Chapters 6, 7, & 8The beginning of chapter brought back great memories for me—my husband was a pilot with Mission Aviation Fellowship, and we have similar stories of bringing the holidays to missionaries living in the remote jungle areas of Venezuela. One Christmas, my husband and I and our two elementary aged children flew all the food and trimmings to a village that had an airstrip. From there, we had to take a canoe up the river for about one hour to reach a family who had recently moved to their village that was nestled up close to the river.
Deep sand formed the ground and where ever you walked, you basically waded in sand. The village people had provided a used chicken coop for our friends to live in, but because of the filth in the sand, their little one year old child was either held, or sitting in her high chair, or in her bed. The two older children were free to run around to their hearts’ content—but the baby couldn’t walk or crawl for fear that her hands would bring the filth to her mouth. I remember we had a wonderful meal and then spent the afternoon cooling off and playing in the river before our canoe ride back to the plane and the flight home. That night, as I put my children to bed in our primitive home in town, it seemed like we lived in a palace. My “suffering” was nothing compared to what I’d seen that day.
We can each compare our situation to others and find circumstances that are more challenging than ours. At the WOTH Furlough Retreat this summer, we learned about some cross-cultural workers in the Middle East who had gone on a picnic over a year ago and been attacked. Three single women were killed while a man, married but not accompanied by his wife that day) and a family of five disappeared. Months later, two of the children were discovered and it seemed they had been well cared for. No one knows how they got to where they were discovered or what has happened to their baby brother, parents or the man who was with them. The two little girls are now in a European country where they are being cared for by extended family. And, a lamp burns in hope to remind people to pray at the headquarters of the organization where these people served. (I’m writing this 12.2.10—maybe this will have changed by the time this post is published.)
When I read Gracia’s story and hear of stories like above and reflect on people who’ve lived incredibly challenging lives, I have to pay attention. Questions fly in my mind and there are no easy answers.
This week, would you share two things with us, please?
- First, has there been a story of suffering—or life challenges—that has challenged you?

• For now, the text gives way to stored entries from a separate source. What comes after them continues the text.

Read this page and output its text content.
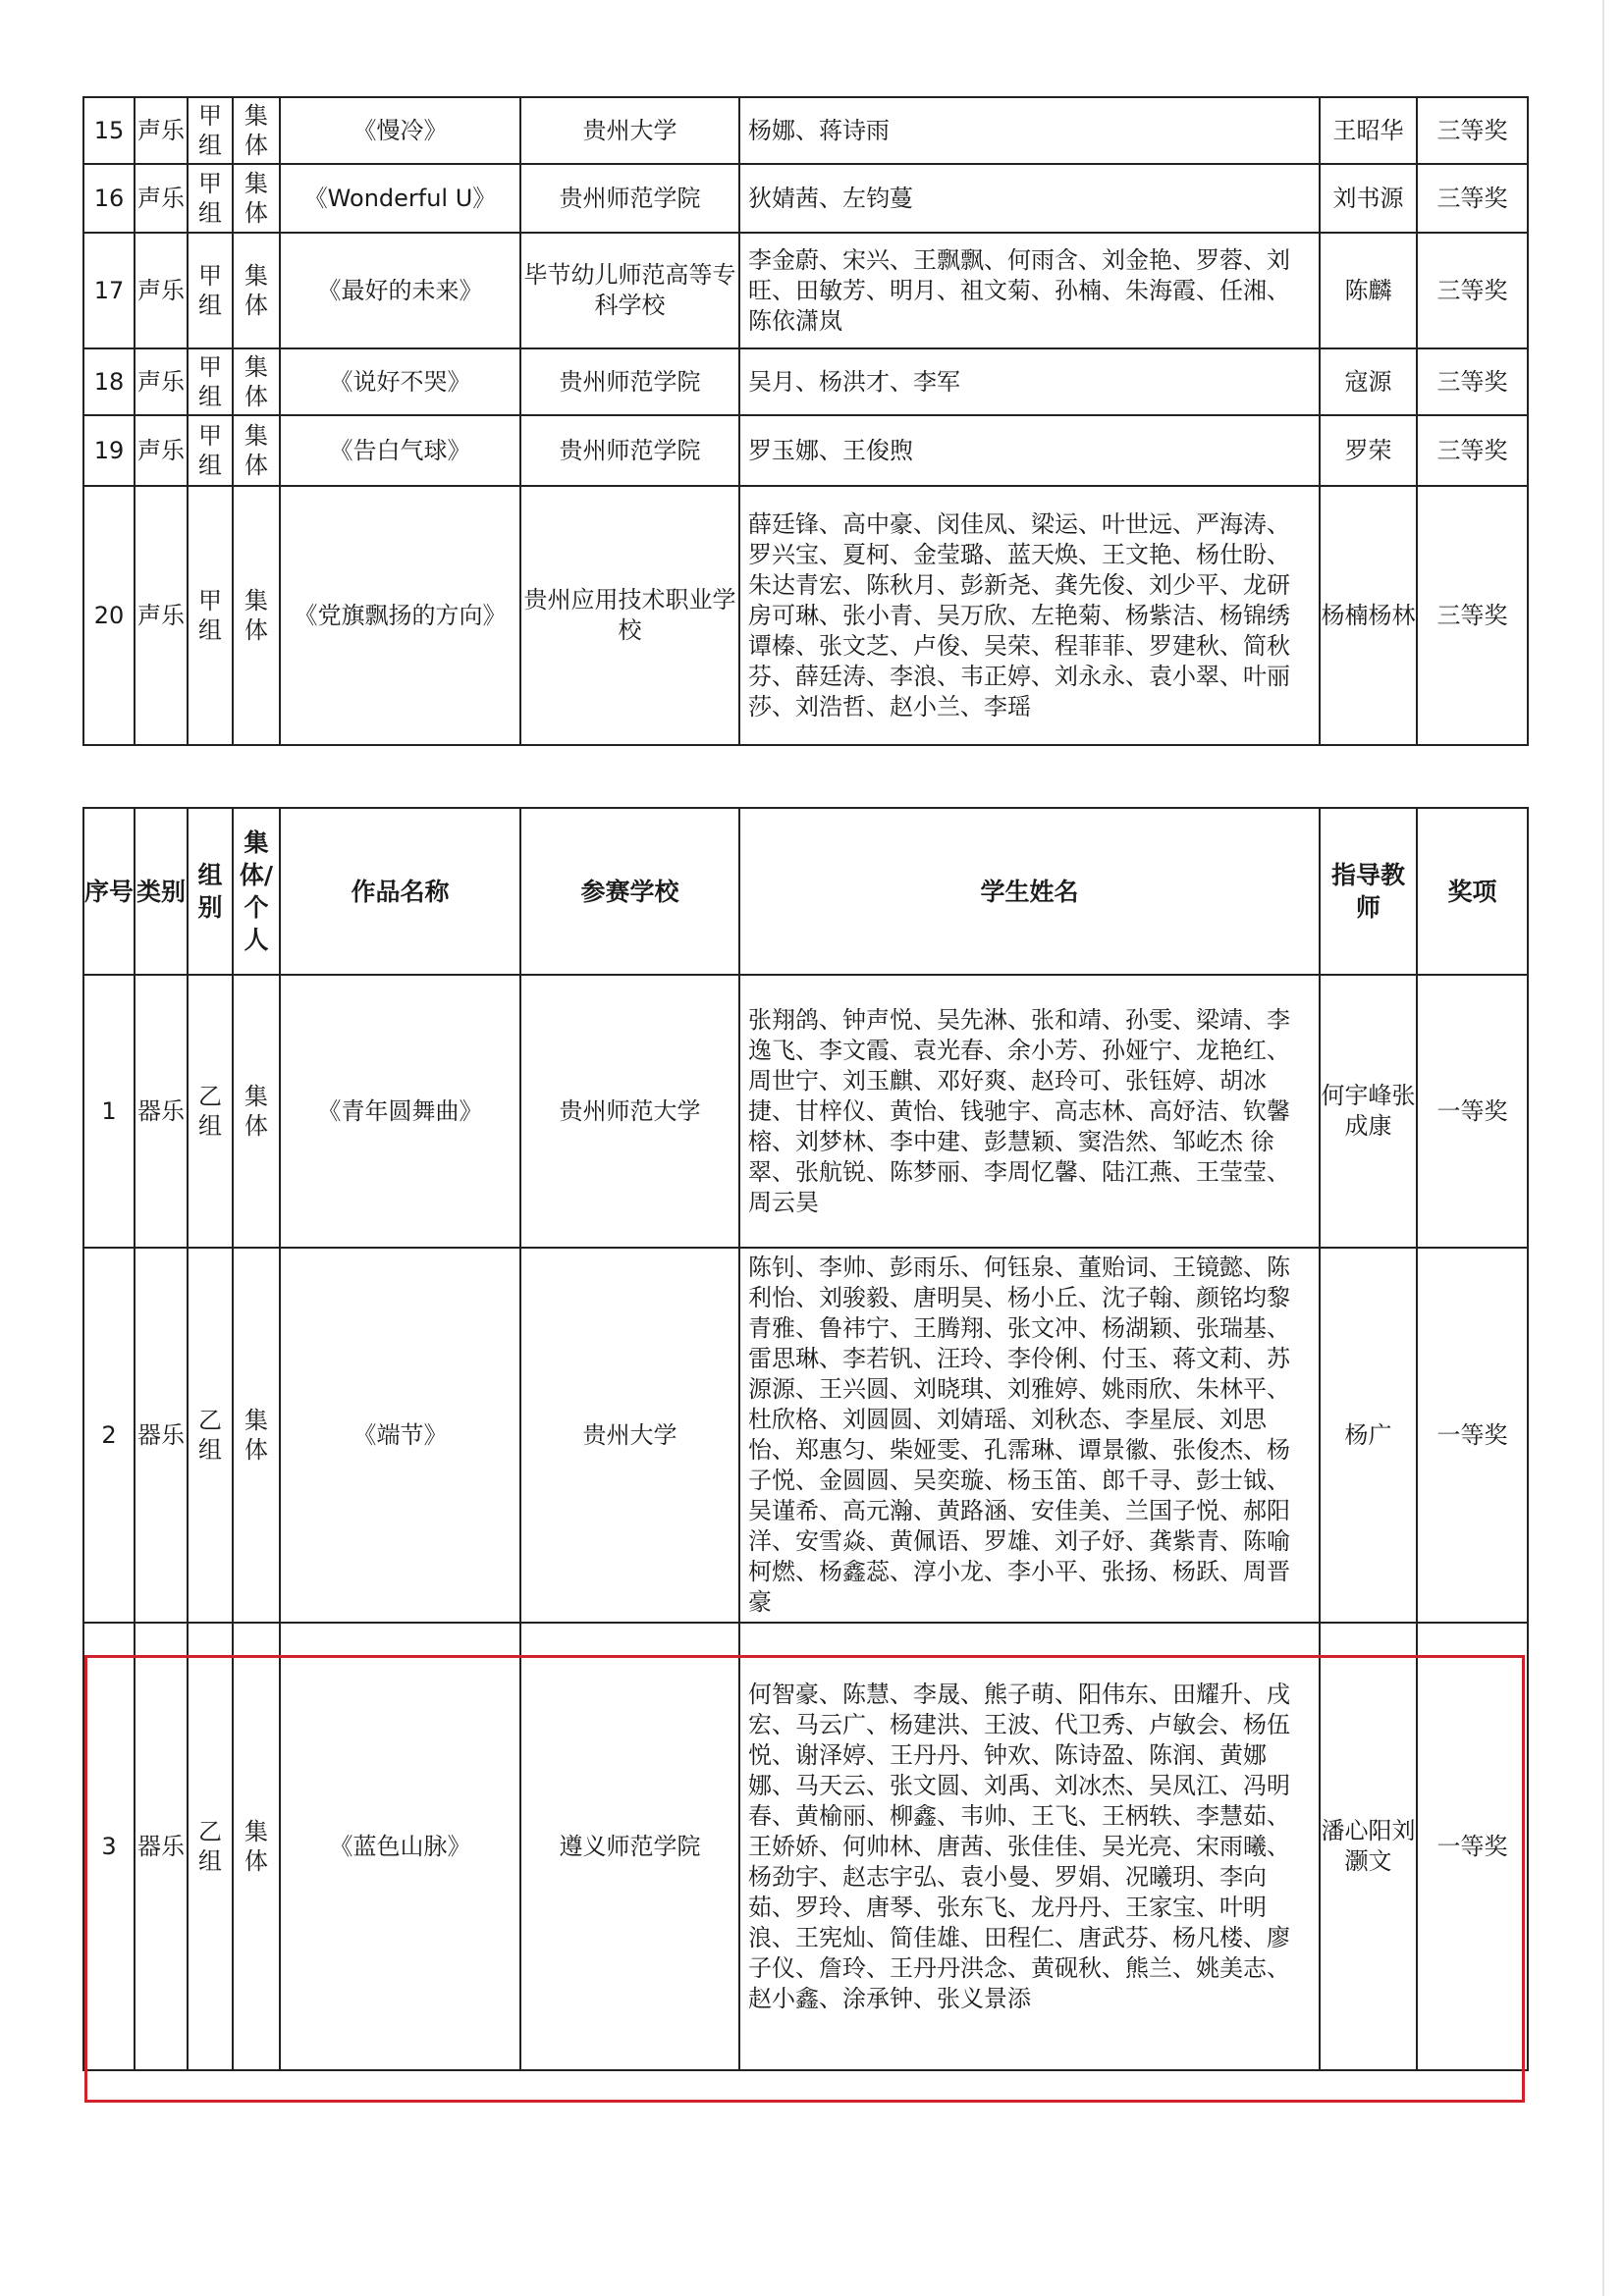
15	声乐	甲组	集体	《慢冷》	贵州大学	杨娜、蒋诗雨	王昭华	三等奖
16	声乐	甲组	集体	《Wonderful U》	贵州师范学院	狄婧茜、左钧蔓	刘书源	三等奖
17	声乐	甲组	集体	《最好的未来》	毕节幼儿师范高等专科学校	李金蔚、宋兴、王飘飘、何雨含、刘金艳、罗蓉、刘旺、田敏芳、明月、祖文菊、孙楠、朱海霞、任湘、陈依潇岚	陈麟	三等奖
18	声乐	甲组	集体	《说好不哭》	贵州师范学院	吴月、杨洪才、李军	寇源	三等奖
19	声乐	甲组	集体	《告白气球》	贵州师范学院	罗玉娜、王俊煦	罗荣	三等奖
20	声乐	甲组	集体	《党旗飘扬的方向》	贵州应用技术职业学校	薛廷锋、高中豪、闵佳凤、梁运、叶世远、严海涛、罗兴宝、夏柯、金莹璐、蓝天焕、王文艳、杨仕盼、朱达青宏、陈秋月、彭新尧、龚先俊、刘少平、龙研房可琳、张小青、吴万欣、左艳菊、杨紫洁、杨锦绣谭榛、张文芝、卢俊、吴荣、程菲菲、罗建秋、简秋芬、薛廷涛、李浪、韦正婷、刘永永、袁小翠、叶丽莎、刘浩哲、赵小兰、李瑶	杨楠杨林	三等奖
序号	类别	组别	集体/个人	作品名称	参赛学校	学生姓名	指导教师	奖项
1	器乐	乙组	集体	《青年圆舞曲》	贵州师范大学	张翔鸽、钟声悦、吴先淋、张和靖、孙雯、梁靖、李逸飞、李文霞、袁光春、余小芳、孙娅宁、龙艳红、周世宁、刘玉麒、邓好爽、赵玲可、张钰婷、胡冰捷、甘梓仪、黄怡、钱驰宇、高志林、高妤洁、钦馨榕、刘梦林、李中建、彭慧颖、窦浩然、邹屹杰 徐翠、张航锐、陈梦丽、李周忆馨、陆江燕、王莹莹、周云昊	何宇峰张成康	一等奖
2	器乐	乙组	集体	《端节》	贵州大学	陈钊、李帅、彭雨乐、何钰泉、董贻词、王镜懿、陈利怡、刘骏毅、唐明昊、杨小丘、沈子翰、颜铭均黎青雅、鲁祎宁、王腾翔、张文冲、杨湖颖、张瑞基、雷思琳、李若钒、汪玲、李伶俐、付玉、蒋文莉、苏源源、王兴圆、刘晓琪、刘雅婷、姚雨欣、朱林平、杜欣格、刘圆圆、刘婧瑶、刘秋态、李星辰、刘思怡、郑惠匀、柴娅雯、孔霈琳、谭景徽、张俊杰、杨子悦、金圆圆、吴奕璇、杨玉笛、郎千寻、彭士钺、吴谨希、高元瀚、黄路涵、安佳美、兰国子悦、郝阳洋、安雪焱、黄佩语、罗雄、刘子妤、龚紫青、陈喻柯燃、杨鑫蕊、淳小龙、李小平、张扬、杨跃、周晋豪	杨广	一等奖
3	器乐	乙组	集体	《蓝色山脉》	遵义师范学院	何智豪、陈慧、李晟、熊子萌、阳伟东、田耀升、戌宏、马云广、杨建洪、王波、代卫秀、卢敏会、杨伍悦、谢泽婷、王丹丹、钟欢、陈诗盈、陈润、黄娜娜、马天云、张文圆、刘禹、刘冰杰、吴凤江、冯明春、黄榆丽、柳鑫、韦帅、王飞、王柄轶、李慧茹、王娇娇、何帅林、唐茜、张佳佳、吴光亮、宋雨曦、杨劲宇、赵志宇弘、袁小曼、罗娟、况曦玥、李向茹、罗玲、唐琴、张东飞、龙丹丹、王家宝、叶明浪、王宪灿、简佳雄、田程仁、唐武芬、杨凡楼、廖子仪、詹玲、王丹丹洪念、黄砚秋、熊兰、姚美志、赵小鑫、涂承钟、张义景添	潘心阳刘灏文	一等奖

- Second—What questions do Gracia’s and other’s stories raise for you? Have you found any answers to them?
2 comments:
I think the stories of missionaries who have gone before us challenge me. When I read about how they suffered and yet continued to share the Good News, I am challenged to continue to do the same in my small challenges and sufferings. Early missionaries packed things in their coffins and never expected to return to their homelands. I know that death here is always a possibility but it always seems a far off one. I just keep praying that God would give me the strength and the grace I need as I need it each day.
As for questions - wow. There are many. I don't know that I have any answers - except that we were put on this earth to glorify God. I read the Burnham's story and I wonder why they and the other people with them had to go through such a thing. Only God knows the answer to that. It does seem that they were able to share their faith with the other captives. They were prayed for the world over. People knew they were there because of God's call. So, He was glorified even in their suffering. Why things like this happen? Sin and Satan have a powerful hold over this world. Even so, I know that God is more powerful and in the end He will prevail over all evil and those who perpetrate it. It doesn't make it easier to go through the suffering, but it does give us something powerful to hold on to through it.
The questions seem unlimited to me--and often unanswerable accept in some kind of acknowledgement of God's Lordship and mystery. That doesn't always satisfy my heart though that longs for there to be no suffering...
Thanks for commenting and reading with my Lynn! I pray this is a great week for you!